Und eben: Das ist nicht selbstverständlich
– leider.
Sie tanzten zu verschiedenen Songs.
„Daddy cool“,
„Jerusalema“,
„Gimme a man after midnight“
und vielen mehr.
Dabei flirtete sie ein bisschen mit einem ganz gut aussehenden Mann.
Der suchte auch immer wieder den Blickkontakt, schaffte es aber irgendwie nicht, ein Stückchen weiter zu gehen,
was ihr dann doch zu wenig interessant war.
Auch tanzte er nicht grad aufregend.
So schaute sie nicht länger zu ihm,
sondern durch den bebenden Raum in die Weite…
Da sah sie ihn.
Er gefiel ihr.
Und,
wie sich kurze Zeit später herausstellen sollte,
sie ihm auch.
Diesen Blick wird sie nie vergessen.
Seinen Blick in ihre Richtung.
Auch nicht ihren Blick in seine Richtung.
Sie streiften sich,
sie trafen sich.
Und lösten etwas aus.
Etwas Wunderbares.
Etwas Erhabenes.
Etwas Unbezahlbares.
Ein paar Minuten später war er plötzlich verschwunden
und
sie hatte Durst.
Also ging sie nach oben an die kleine Bar,
da, wo die anderen Frauen, um dem Gedränge zu entkommen, tanzen gegangen waren.
Ehe sie sich wieder hätte dazugesellen können,
sah sie ihn erneut.
Er trank an der kleinen Bar ein Bier
und sprach sie sogleich an.
„Du hast mich unten gesehen, nicht?
Ich habe dich auch gesehen.“
So kamen sie ins Gespräch.
Er lud sie auf einen Drink ein,
sie bestellte ein Mineralwasser.
Und irgendwie war da
nicht nur die körperliche Anziehung,
sondern auch eine grosse Vertrautheit.
Sie fragte ihn, woher er komme.
Dass er nicht in der Schweiz aufgewachsen war, verriet sein Deutsch.
„Was denkst du?“, fragte er zurück.
„Arabisch“, antwortete sie.
„Nein“, antwortete er,
„türkisch“.
„Passt“, dachte sie.
Danach fragte er sie,
ob sie zusammen tanzen gehen würden.
Ungefähr eine Minute nachdem sie ohne zu zögern eingewilligt hatte, waren sie wieder auf der Tanzfläche.
Diesmal nicht mehr weit auseinander,
sondern eng aneinander.
Sie liebte es,
wie er tanzte.
Mit südländischen Männern zu tanzen,
erlebt sie immer wieder als etwas ganz Besonderes.
Sie bewegen sich
geschmeidig,
anmutig,
einfallsreich,
selbstbewusst,
sexy.
Sie liebt es.
Sie liebt es über alles.
Zwischendurch gingen sie in den Smokers Room, wo er ihr seinen Kollegen, der aus Syrien kommt, vorstellte.

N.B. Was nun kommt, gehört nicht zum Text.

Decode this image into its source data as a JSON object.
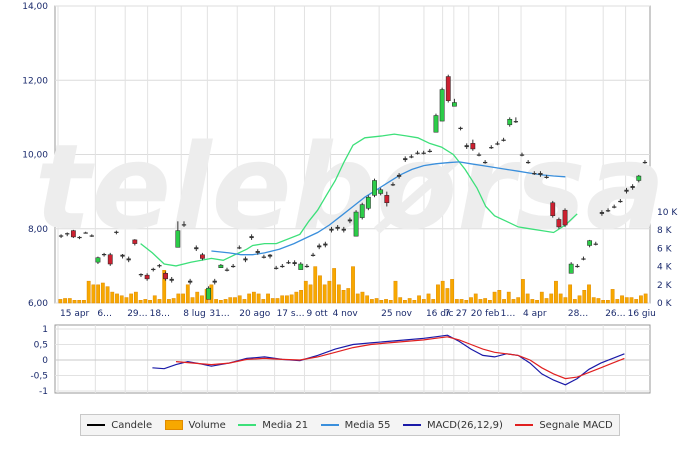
{
  "watermark": "telebørsa",
  "legend": [
    {
      "label": "Candele",
      "type": "line",
      "color": "#000000"
    },
    {
      "label": "Volume",
      "type": "bar",
      "color": "#f7a800"
    },
    {
      "label": "Media 21",
      "type": "line",
      "color": "#3de07a"
    },
    {
      "label": "Media 55",
      "type": "line",
      "color": "#3a8fdc"
    },
    {
      "label": "MACD(26,12,9)",
      "type": "line",
      "color": "#1a1aa8"
    },
    {
      "label": "Segnale MACD",
      "type": "line",
      "color": "#e02020"
    }
  ],
  "chart_data": [
    {
      "type": "candlestick",
      "ylim": [
        6,
        14
      ],
      "y_ticks": [
        "6,00",
        "8,00",
        "10,00",
        "12,00",
        "14,00"
      ],
      "volume_ylim": [
        0,
        10
      ],
      "volume_ticks": [
        "0 K",
        "2 K",
        "4 K",
        "6 K",
        "8 K",
        "10 K"
      ],
      "x_ticks": [
        "15 apr",
        "6…",
        "29…",
        "18…",
        "8 lug",
        "31…",
        "20 ago",
        "17 s…",
        "9 ott",
        "4 nov",
        "25 nov",
        "16 dic",
        "7",
        "27",
        "20 feb",
        "1…",
        "4 apr",
        "28…",
        "26…",
        "16 giu"
      ],
      "grid": true,
      "candles": [
        [
          7.8,
          7.85,
          7.75,
          7.82
        ],
        [
          7.85,
          7.9,
          7.8,
          7.88
        ],
        [
          7.95,
          7.97,
          7.75,
          7.78
        ],
        [
          7.78,
          7.8,
          7.72,
          7.76
        ],
        [
          7.9,
          7.92,
          7.88,
          7.9
        ],
        [
          7.82,
          7.85,
          7.78,
          7.8
        ],
        [
          7.1,
          7.25,
          7.05,
          7.22
        ],
        [
          7.3,
          7.35,
          7.25,
          7.32
        ],
        [
          7.3,
          7.35,
          7.0,
          7.05
        ],
        [
          7.9,
          7.95,
          7.85,
          7.92
        ],
        [
          7.3,
          7.32,
          7.2,
          7.25
        ],
        [
          7.2,
          7.25,
          7.1,
          7.15
        ],
        [
          7.7,
          7.72,
          7.55,
          7.6
        ],
        [
          6.75,
          6.8,
          6.7,
          6.78
        ],
        [
          6.75,
          6.8,
          6.6,
          6.65
        ],
        [
          6.9,
          6.95,
          6.85,
          6.92
        ],
        [
          7.0,
          7.05,
          6.95,
          7.02
        ],
        [
          6.8,
          6.85,
          6.6,
          6.65
        ],
        [
          6.65,
          6.7,
          6.55,
          6.6
        ],
        [
          7.5,
          8.2,
          7.5,
          7.95
        ],
        [
          8.1,
          8.2,
          8.05,
          8.12
        ],
        [
          6.6,
          6.65,
          6.5,
          6.55
        ],
        [
          7.5,
          7.55,
          7.4,
          7.45
        ],
        [
          7.3,
          7.35,
          7.15,
          7.2
        ],
        [
          6.1,
          6.45,
          6.1,
          6.4
        ],
        [
          6.6,
          6.65,
          6.5,
          6.55
        ],
        [
          6.95,
          7.05,
          6.95,
          7.02
        ],
        [
          6.9,
          6.95,
          6.85,
          6.9
        ],
        [
          7.0,
          7.05,
          6.95,
          7.0
        ],
        [
          7.5,
          7.55,
          7.45,
          7.5
        ],
        [
          7.15,
          7.25,
          7.1,
          7.2
        ],
        [
          7.8,
          7.85,
          7.7,
          7.75
        ],
        [
          7.4,
          7.45,
          7.3,
          7.35
        ],
        [
          7.25,
          7.3,
          7.2,
          7.25
        ],
        [
          7.3,
          7.32,
          7.2,
          7.25
        ],
        [
          6.95,
          7.0,
          6.9,
          6.95
        ],
        [
          7.0,
          7.05,
          6.95,
          7.0
        ],
        [
          7.1,
          7.15,
          7.05,
          7.1
        ],
        [
          7.1,
          7.15,
          7.0,
          7.05
        ],
        [
          6.9,
          7.1,
          6.9,
          7.05
        ],
        [
          7.0,
          7.05,
          6.95,
          7.0
        ],
        [
          7.3,
          7.35,
          7.25,
          7.3
        ],
        [
          7.5,
          7.6,
          7.45,
          7.55
        ],
        [
          7.55,
          7.65,
          7.5,
          7.6
        ],
        [
          7.95,
          8.05,
          7.9,
          8.0
        ],
        [
          8.0,
          8.1,
          7.95,
          8.05
        ],
        [
          8.0,
          8.05,
          7.9,
          7.95
        ],
        [
          8.2,
          8.3,
          8.15,
          8.25
        ],
        [
          7.8,
          8.5,
          7.8,
          8.45
        ],
        [
          8.3,
          8.7,
          8.25,
          8.65
        ],
        [
          8.55,
          8.9,
          8.5,
          8.85
        ],
        [
          8.9,
          9.35,
          8.85,
          9.3
        ],
        [
          8.95,
          9.1,
          8.9,
          9.05
        ],
        [
          8.9,
          9.0,
          8.6,
          8.7
        ],
        [
          9.2,
          9.25,
          9.15,
          9.2
        ],
        [
          9.4,
          9.5,
          9.35,
          9.45
        ],
        [
          9.85,
          9.95,
          9.8,
          9.9
        ],
        [
          9.95,
          10.0,
          9.9,
          9.95
        ],
        [
          10.05,
          10.1,
          10.0,
          10.05
        ],
        [
          10.05,
          10.1,
          10.0,
          10.05
        ],
        [
          10.1,
          10.15,
          10.05,
          10.1
        ],
        [
          10.6,
          11.1,
          10.6,
          11.05
        ],
        [
          10.9,
          11.8,
          10.9,
          11.75
        ],
        [
          12.1,
          12.15,
          11.4,
          11.45
        ],
        [
          11.3,
          11.5,
          11.3,
          11.4
        ],
        [
          10.7,
          10.75,
          10.65,
          10.72
        ],
        [
          10.2,
          10.3,
          10.15,
          10.25
        ],
        [
          10.3,
          10.4,
          10.1,
          10.15
        ],
        [
          10.0,
          10.05,
          9.95,
          10.0
        ],
        [
          9.8,
          9.85,
          9.75,
          9.8
        ],
        [
          10.2,
          10.25,
          10.15,
          10.2
        ],
        [
          10.3,
          10.35,
          10.25,
          10.3
        ],
        [
          10.4,
          10.45,
          10.35,
          10.4
        ],
        [
          10.8,
          11.0,
          10.75,
          10.95
        ],
        [
          10.9,
          11.0,
          10.85,
          10.9
        ],
        [
          10.0,
          10.05,
          9.95,
          10.0
        ],
        [
          9.8,
          9.85,
          9.75,
          9.8
        ],
        [
          9.5,
          9.55,
          9.45,
          9.5
        ],
        [
          9.5,
          9.55,
          9.4,
          9.45
        ],
        [
          9.4,
          9.45,
          9.35,
          9.4
        ],
        [
          8.7,
          8.75,
          8.3,
          8.35
        ],
        [
          8.25,
          8.3,
          8.0,
          8.05
        ],
        [
          8.5,
          8.55,
          8.05,
          8.1
        ],
        [
          6.8,
          7.1,
          6.8,
          7.05
        ],
        [
          7.0,
          7.05,
          6.95,
          7.0
        ],
        [
          7.2,
          7.25,
          7.15,
          7.2
        ],
        [
          7.55,
          7.7,
          7.5,
          7.68
        ],
        [
          7.6,
          7.65,
          7.55,
          7.6
        ],
        [
          8.4,
          8.5,
          8.35,
          8.45
        ],
        [
          8.5,
          8.55,
          8.45,
          8.5
        ],
        [
          8.6,
          8.65,
          8.55,
          8.6
        ],
        [
          8.75,
          8.8,
          8.7,
          8.75
        ],
        [
          9.0,
          9.1,
          8.95,
          9.05
        ],
        [
          9.1,
          9.2,
          9.05,
          9.15
        ],
        [
          9.3,
          9.45,
          9.25,
          9.42
        ],
        [
          9.8,
          9.85,
          9.75,
          9.8
        ]
      ],
      "volume": [
        0.4,
        0.5,
        0.5,
        0.3,
        0.3,
        0.3,
        2.4,
        2.0,
        2.0,
        2.2,
        1.8,
        1.2,
        1.0,
        0.8,
        0.6,
        1.0,
        1.2,
        0.3,
        0.4,
        0.3,
        0.8,
        0.4,
        3.6,
        0.4,
        0.5,
        1.0,
        1.0,
        2.0,
        0.6,
        1.2,
        0.8,
        1.5,
        2.0,
        0.4,
        0.3,
        0.4,
        0.6,
        0.6,
        0.8,
        0.4,
        1.0,
        1.2,
        1.0,
        0.4,
        1.0,
        0.5,
        0.5,
        0.8,
        0.8,
        0.9,
        1.2,
        1.4,
        2.4,
        2.0,
        4.0,
        3.0,
        2.0,
        2.4,
        3.8,
        2.0,
        1.4,
        1.6,
        4.0,
        1.0,
        1.2,
        0.8,
        0.4,
        0.5,
        0.3,
        0.4,
        0.3,
        2.4,
        0.6,
        0.3,
        0.5,
        0.3,
        0.8,
        0.4,
        1.0,
        0.4,
        2.0,
        2.4,
        1.6,
        2.6,
        0.4,
        0.4,
        0.3,
        0.6,
        1.0,
        0.4,
        0.5,
        0.3,
        1.2,
        1.4,
        0.4,
        1.2,
        0.4,
        0.6,
        2.6,
        1.0,
        0.4,
        0.3,
        1.2,
        0.5,
        1.0,
        2.4,
        1.0,
        0.6,
        2.0,
        0.4,
        0.8,
        1.4,
        2.0,
        0.6,
        0.5,
        0.3,
        0.3,
        1.5,
        0.4,
        0.8,
        0.6,
        0.6,
        0.4,
        0.8,
        1.0
      ],
      "media21": [
        [
          28,
          7.6
        ],
        [
          32,
          7.35
        ],
        [
          36,
          7.05
        ],
        [
          40,
          7.0
        ],
        [
          45,
          7.1
        ],
        [
          52,
          7.2
        ],
        [
          56,
          7.15
        ],
        [
          60,
          7.3
        ],
        [
          64,
          7.45
        ],
        [
          66,
          7.55
        ],
        [
          70,
          7.6
        ],
        [
          74,
          7.6
        ],
        [
          82,
          7.85
        ],
        [
          85,
          8.2
        ],
        [
          88,
          8.5
        ],
        [
          91,
          8.9
        ],
        [
          94,
          9.3
        ],
        [
          97,
          9.8
        ],
        [
          100,
          10.25
        ],
        [
          104,
          10.45
        ],
        [
          110,
          10.5
        ],
        [
          114,
          10.55
        ],
        [
          118,
          10.5
        ],
        [
          122,
          10.45
        ],
        [
          126,
          10.3
        ],
        [
          130,
          10.2
        ],
        [
          134,
          10.0
        ],
        [
          138,
          9.6
        ],
        [
          142,
          9.1
        ],
        [
          145,
          8.6
        ],
        [
          148,
          8.35
        ],
        [
          152,
          8.2
        ],
        [
          156,
          8.05
        ],
        [
          160,
          8.0
        ],
        [
          164,
          7.95
        ],
        [
          168,
          7.9
        ],
        [
          172,
          8.1
        ],
        [
          176,
          8.4
        ]
      ],
      "media55": [
        [
          52,
          7.4
        ],
        [
          58,
          7.35
        ],
        [
          62,
          7.3
        ],
        [
          66,
          7.3
        ],
        [
          70,
          7.35
        ],
        [
          75,
          7.45
        ],
        [
          80,
          7.6
        ],
        [
          84,
          7.75
        ],
        [
          88,
          7.9
        ],
        [
          92,
          8.1
        ],
        [
          96,
          8.35
        ],
        [
          100,
          8.6
        ],
        [
          104,
          8.85
        ],
        [
          108,
          9.05
        ],
        [
          112,
          9.25
        ],
        [
          116,
          9.45
        ],
        [
          120,
          9.6
        ],
        [
          124,
          9.7
        ],
        [
          128,
          9.75
        ],
        [
          132,
          9.78
        ],
        [
          136,
          9.8
        ],
        [
          140,
          9.75
        ],
        [
          144,
          9.7
        ],
        [
          148,
          9.65
        ],
        [
          152,
          9.6
        ],
        [
          156,
          9.55
        ],
        [
          160,
          9.5
        ],
        [
          164,
          9.45
        ],
        [
          168,
          9.42
        ],
        [
          172,
          9.4
        ]
      ]
    },
    {
      "type": "line",
      "ylim": [
        -1,
        1
      ],
      "y_ticks": [
        "-1",
        "-0,5",
        "0",
        "0,5",
        "1"
      ],
      "series": [
        {
          "name": "MACD(26,12,9)",
          "points": [
            [
              32,
              -0.25
            ],
            [
              36,
              -0.28
            ],
            [
              40,
              -0.15
            ],
            [
              44,
              -0.05
            ],
            [
              48,
              -0.12
            ],
            [
              52,
              -0.2
            ],
            [
              58,
              -0.1
            ],
            [
              64,
              0.05
            ],
            [
              70,
              0.1
            ],
            [
              76,
              0.02
            ],
            [
              82,
              -0.02
            ],
            [
              88,
              0.15
            ],
            [
              94,
              0.35
            ],
            [
              100,
              0.5
            ],
            [
              106,
              0.55
            ],
            [
              112,
              0.6
            ],
            [
              118,
              0.65
            ],
            [
              124,
              0.7
            ],
            [
              128,
              0.75
            ],
            [
              132,
              0.8
            ],
            [
              136,
              0.6
            ],
            [
              140,
              0.35
            ],
            [
              144,
              0.15
            ],
            [
              148,
              0.1
            ],
            [
              152,
              0.2
            ],
            [
              156,
              0.15
            ],
            [
              160,
              -0.1
            ],
            [
              164,
              -0.45
            ],
            [
              168,
              -0.65
            ],
            [
              172,
              -0.8
            ],
            [
              176,
              -0.6
            ],
            [
              180,
              -0.3
            ],
            [
              184,
              -0.1
            ],
            [
              188,
              0.05
            ],
            [
              192,
              0.2
            ]
          ]
        },
        {
          "name": "Segnale MACD",
          "points": [
            [
              40,
              -0.05
            ],
            [
              46,
              -0.1
            ],
            [
              52,
              -0.15
            ],
            [
              58,
              -0.1
            ],
            [
              64,
              0.02
            ],
            [
              70,
              0.05
            ],
            [
              76,
              0.02
            ],
            [
              82,
              0.0
            ],
            [
              88,
              0.1
            ],
            [
              94,
              0.25
            ],
            [
              100,
              0.4
            ],
            [
              106,
              0.5
            ],
            [
              112,
              0.55
            ],
            [
              118,
              0.6
            ],
            [
              124,
              0.65
            ],
            [
              128,
              0.7
            ],
            [
              132,
              0.75
            ],
            [
              136,
              0.65
            ],
            [
              140,
              0.5
            ],
            [
              144,
              0.35
            ],
            [
              148,
              0.25
            ],
            [
              152,
              0.2
            ],
            [
              156,
              0.15
            ],
            [
              160,
              0.0
            ],
            [
              164,
              -0.25
            ],
            [
              168,
              -0.45
            ],
            [
              172,
              -0.6
            ],
            [
              176,
              -0.55
            ],
            [
              180,
              -0.4
            ],
            [
              184,
              -0.25
            ],
            [
              188,
              -0.1
            ],
            [
              192,
              0.05
            ]
          ]
        }
      ]
    }
  ]
}
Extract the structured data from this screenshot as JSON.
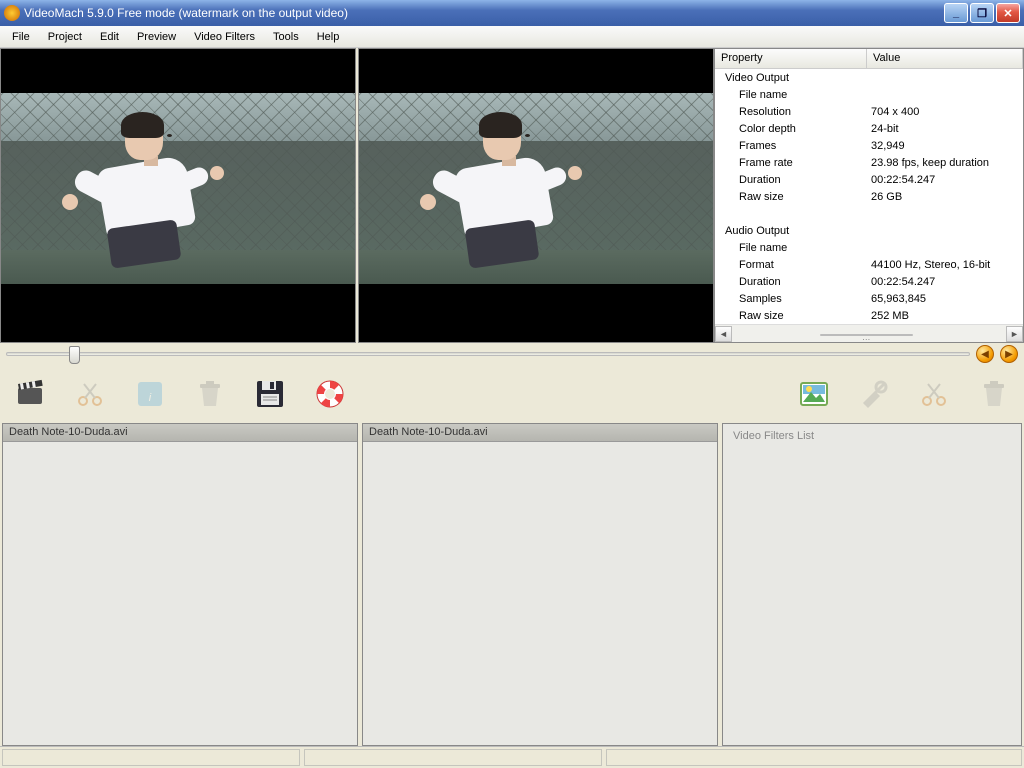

Dass er raucht, findet sie weniger prickelnd.
Nicht etwa wegen den etwas rauchigen Küssen,
nein, das stört sie nicht,
sondern weil sie sich sorgt.
Sorgt um Menschen, die sie gerne hat.
Und ihn hat sie gerne,
hat sie von der ersten Sekunde an gerne gehabt.
Kurze Zeit später tanzten sie weiter.
So, als ob sie sich schon lange kennen würden…
Die anderen Leute nahm sie kaum noch wahr.
Bevor sie sich auf den Heimweg machten,
setzten sie sich noch für ein paar Minuten auf die Treppe vor dem Club & redeten.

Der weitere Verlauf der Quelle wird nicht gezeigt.